Roasting coffee is a craft, and like any craft it involves a combination of art and science. In music, there is creativity in creating melodies, harmonies, and lyrics, but there is also a set of rules that govern how notes, chords, and keys are constructed, as well as the quantitative nature of time and tempo. 

In roasting coffee, there is creativity in finding a coffee’s expression of flavors and characteristics that suits the taste palate of the coffee drinker and roaster. However, there is also a set of rules that govern the process which can be relied on to track, progress, and develop a roast.

At Pounds Coffee, we’re working with carefully grown and harvested coffees that have inherent traits locked inside.

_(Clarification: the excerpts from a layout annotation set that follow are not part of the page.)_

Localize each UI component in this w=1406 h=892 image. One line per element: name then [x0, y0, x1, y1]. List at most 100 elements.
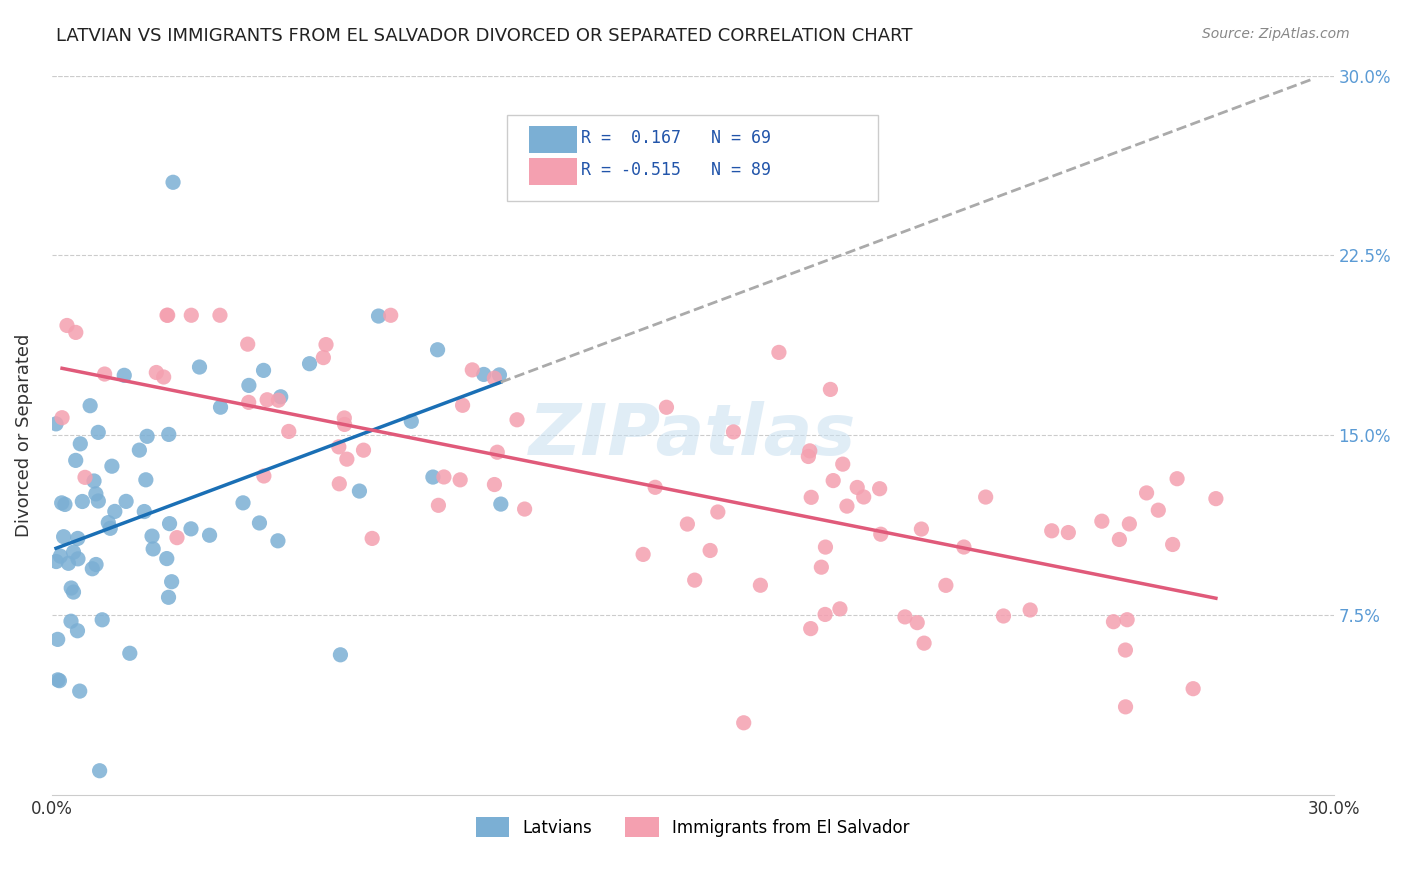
Latvians [45, 417, 67, 431]
Latvians [89, 764, 111, 778]
Latvians [69, 684, 91, 698]
Latvians [66, 551, 89, 566]
Latvians [72, 494, 94, 508]
Immigrants from El Salvador [65, 326, 87, 340]
Y-axis label: Divorced or Separated: Divorced or Separated [15, 334, 32, 537]
Latvians [489, 497, 512, 511]
Latvians [101, 459, 124, 474]
Text: R =  0.167   N = 69: R = 0.167 N = 69 [581, 129, 770, 147]
Immigrants from El Salvador [699, 543, 721, 558]
Immigrants from El Salvador [1057, 525, 1080, 540]
Latvians [52, 530, 75, 544]
Latvians [142, 541, 165, 556]
Immigrants from El Salvador [433, 470, 456, 484]
Immigrants from El Salvador [910, 522, 932, 536]
Latvians [82, 562, 104, 576]
Immigrants from El Salvador [1114, 643, 1136, 657]
Latvians [162, 175, 184, 189]
Immigrants from El Salvador [328, 440, 350, 454]
Immigrants from El Salvador [145, 366, 167, 380]
Immigrants from El Salvador [768, 345, 790, 359]
Immigrants from El Salvador [723, 425, 745, 439]
Immigrants from El Salvador [256, 392, 278, 407]
Immigrants from El Salvador [707, 505, 730, 519]
Immigrants from El Salvador [1102, 615, 1125, 629]
Latvians [49, 549, 72, 563]
Immigrants from El Salvador [506, 413, 529, 427]
Latvians [60, 614, 83, 628]
Latvians [84, 558, 107, 572]
Latvians [87, 494, 110, 508]
Immigrants from El Salvador [935, 578, 957, 592]
Immigrants from El Salvador [513, 502, 536, 516]
Text: Source: ZipAtlas.com: Source: ZipAtlas.com [1202, 27, 1350, 41]
Latvians [135, 473, 157, 487]
Immigrants from El Salvador [156, 308, 179, 322]
Latvians [232, 496, 254, 510]
Immigrants from El Salvador [253, 469, 276, 483]
Latvians [46, 673, 69, 687]
Latvians [65, 453, 87, 467]
Latvians [66, 532, 89, 546]
Immigrants from El Salvador [1115, 699, 1137, 714]
Immigrants from El Salvador [380, 308, 402, 322]
Latvians [472, 368, 495, 382]
Immigrants from El Salvador [1040, 524, 1063, 538]
Immigrants from El Salvador [835, 499, 858, 513]
Immigrants from El Salvador [180, 308, 202, 322]
Immigrants from El Salvador [156, 308, 179, 322]
Latvians [62, 585, 84, 599]
Immigrants from El Salvador [152, 370, 174, 384]
Immigrants from El Salvador [683, 573, 706, 587]
Immigrants from El Salvador [277, 425, 299, 439]
Immigrants from El Salvador [1019, 603, 1042, 617]
Text: ZIPatlas: ZIPatlas [529, 401, 856, 469]
Latvians [349, 484, 371, 499]
Immigrants from El Salvador [631, 548, 654, 562]
Immigrants from El Salvador [800, 622, 823, 636]
Latvians [66, 624, 89, 638]
Latvians [422, 470, 444, 484]
Immigrants from El Salvador [361, 532, 384, 546]
Immigrants from El Salvador [93, 367, 115, 381]
Immigrants from El Salvador [166, 531, 188, 545]
Latvians [128, 443, 150, 458]
Immigrants from El Salvador [1205, 491, 1227, 506]
Immigrants from El Salvador [799, 443, 821, 458]
Immigrants from El Salvador [73, 470, 96, 484]
Latvians [270, 390, 292, 404]
Immigrants from El Salvador [267, 393, 290, 408]
Latvians [115, 494, 138, 508]
Immigrants from El Salvador [905, 615, 928, 630]
Immigrants from El Salvador [814, 540, 837, 554]
Text: R = -0.515   N = 89: R = -0.515 N = 89 [581, 161, 770, 178]
Immigrants from El Salvador [427, 499, 450, 513]
Immigrants from El Salvador [333, 411, 356, 425]
Latvians [160, 574, 183, 589]
Latvians [298, 357, 321, 371]
Latvians [156, 551, 179, 566]
Immigrants from El Salvador [894, 610, 917, 624]
Immigrants from El Salvador [312, 351, 335, 365]
Latvians [367, 309, 389, 323]
Latvians [134, 504, 156, 518]
Latvians [87, 425, 110, 440]
Immigrants from El Salvador [810, 560, 832, 574]
Immigrants from El Salvador [1091, 514, 1114, 528]
Latvians [238, 378, 260, 392]
FancyBboxPatch shape [506, 115, 879, 202]
Immigrants from El Salvador [749, 578, 772, 592]
Immigrants from El Salvador [1161, 537, 1184, 551]
Immigrants from El Salvador [644, 480, 666, 494]
Immigrants from El Salvador [333, 417, 356, 432]
Immigrants from El Salvador [1116, 613, 1139, 627]
Immigrants from El Salvador [315, 337, 337, 351]
Latvians [60, 581, 83, 595]
Immigrants from El Salvador [869, 527, 891, 541]
Latvians [426, 343, 449, 357]
Immigrants from El Salvador [820, 383, 842, 397]
Immigrants from El Salvador [676, 517, 699, 532]
Latvians [46, 632, 69, 647]
Immigrants from El Salvador [1135, 486, 1157, 500]
Latvians [249, 516, 271, 530]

As a roaster, we get the opportunity to learn how a particular coffee needs to be roasted so as to develop a most pleasing and enjoyable cup of coffee.

The Process

Each coffee is roasted differently and has a unique profile that is followed each and every time to ensure optimal cup quality as well as consistency from roast to roast.

At its essence, there are two variables that are being controlled and manipulated to roast coffee: temperature over time.

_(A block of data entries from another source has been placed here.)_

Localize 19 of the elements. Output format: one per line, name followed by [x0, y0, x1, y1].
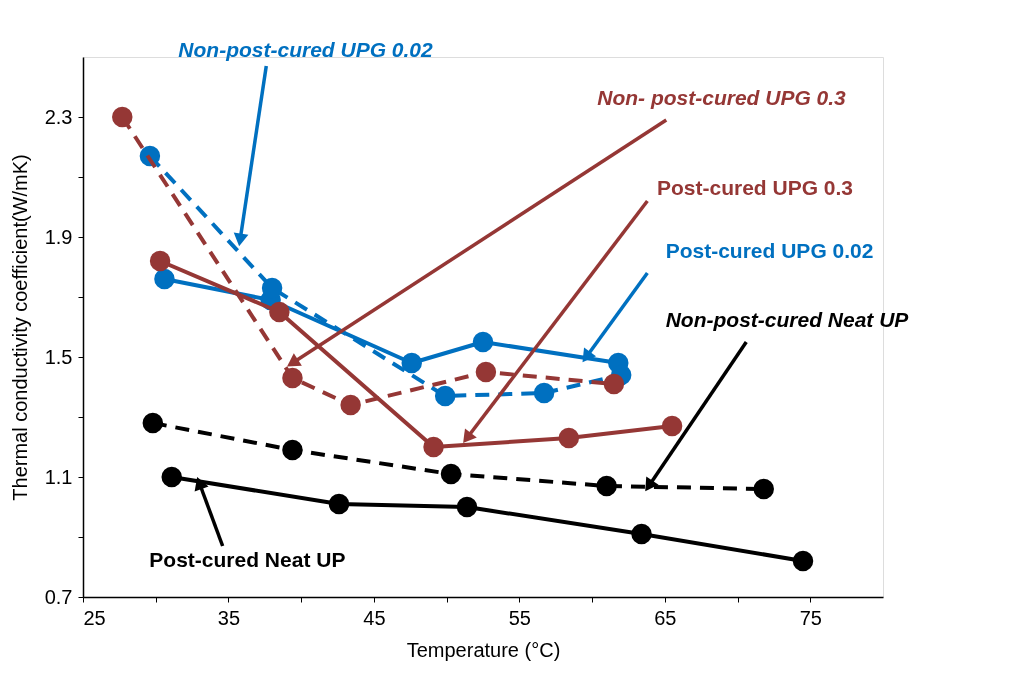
annotation: Non-post-cured UPG 0.02: [178, 38, 434, 61]
annotation: Non- post-cured UPG 0.3: [597, 86, 847, 109]
x-tick-label: 55: [508, 606, 531, 629]
x-axis-title: Temperature (°C): [406, 638, 561, 661]
x-tick-label: 25: [83, 606, 106, 629]
annotation: Post-cured UPG 0.02: [665, 239, 874, 262]
y-tick-label: 1.1: [44, 465, 73, 488]
annotation: Non-post-cured Neat UP: [665, 308, 910, 331]
x-tick-label: 65: [654, 606, 677, 629]
y-axis-title: Thermal conductivity coefficient(W/mK): [8, 154, 31, 501]
x-tick-label: 75: [799, 606, 822, 629]
y-tick-label: 1.5: [44, 345, 73, 368]
annotation: Post-cured UPG 0.3: [656, 176, 854, 199]
x-tick-label: 35: [217, 606, 241, 629]
x-tick-label: 45: [363, 606, 386, 629]
y-tick-label: 1.9: [44, 225, 73, 248]
y-tick-label: 2.3: [44, 105, 73, 128]
y-tick-label: 0.7: [44, 585, 73, 608]
annotation: Post-cured Neat UP: [149, 548, 346, 571]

  • First things first, we charge the raw, green coffee into the pre-heated, rotating roaster drum to begin the roasting process. From this point forward, the coffee is tumbling over heat as we are constantly regulating the rise of bean temperature as well as ambient drum temperature by manipulating the intensity of the heat being applied and the flow of air in contact with the coffee.
  • The coffee is dried of the majority of water content inside the bean, preparing the coffee for the additional chemical changes that will follow to produce sweetness, flavors, body, and acidity. Throughout the drying phase we begin to smell fragrances such as grass moving from wet grass, to freshly cut grass, to dry hay.
  • Once drying is complete, the coffee begins to brown in color as it continues to take on heat. Generally, the rise in temperature begins to curb so as to allow more time to develop the sugars and sweetness present in the coffee. Throughout this browning phase the coffee begins to smell like toast and nutty and salty like peanuts.
  • As the coffee continues to take on heat and darken in color it eventually reaches first crack. First crack is the point when the coffee can’t take on any more energy without popping. It is an audible cracking or popping of the coffee bean where the coffee splits open at the seam releasing a gust of energy and thus expanding in size. First crack is a violent and volatile step of the roast sounding like the popping of popcorn. The aromas start to deepen and take on sweeter and more profound notes of cooking chocolate, caramel, or spice.
  • As first crack finishes, the roast is completed with the finishing touches of heat development until the coffee is dropped from the roasting drum and quickly cooled to stop the roasting process.

In Conclusion

We're able to roast small batches, 3 to 3.5 pounds of coffee at a time, which means that with every roast we have a name or a prayer or someone in mind that we’re serving. We’re not just roasting coffee and putting it on a shelf, rather we know that it’s being roasted, packaged, sealed, and shipped or handed to someone that we have had the opportunity to grow (if even a little) in relationship with.

Roasting coffee is a craft, an art and a science, but even moreso, it’s an opportunity to serve.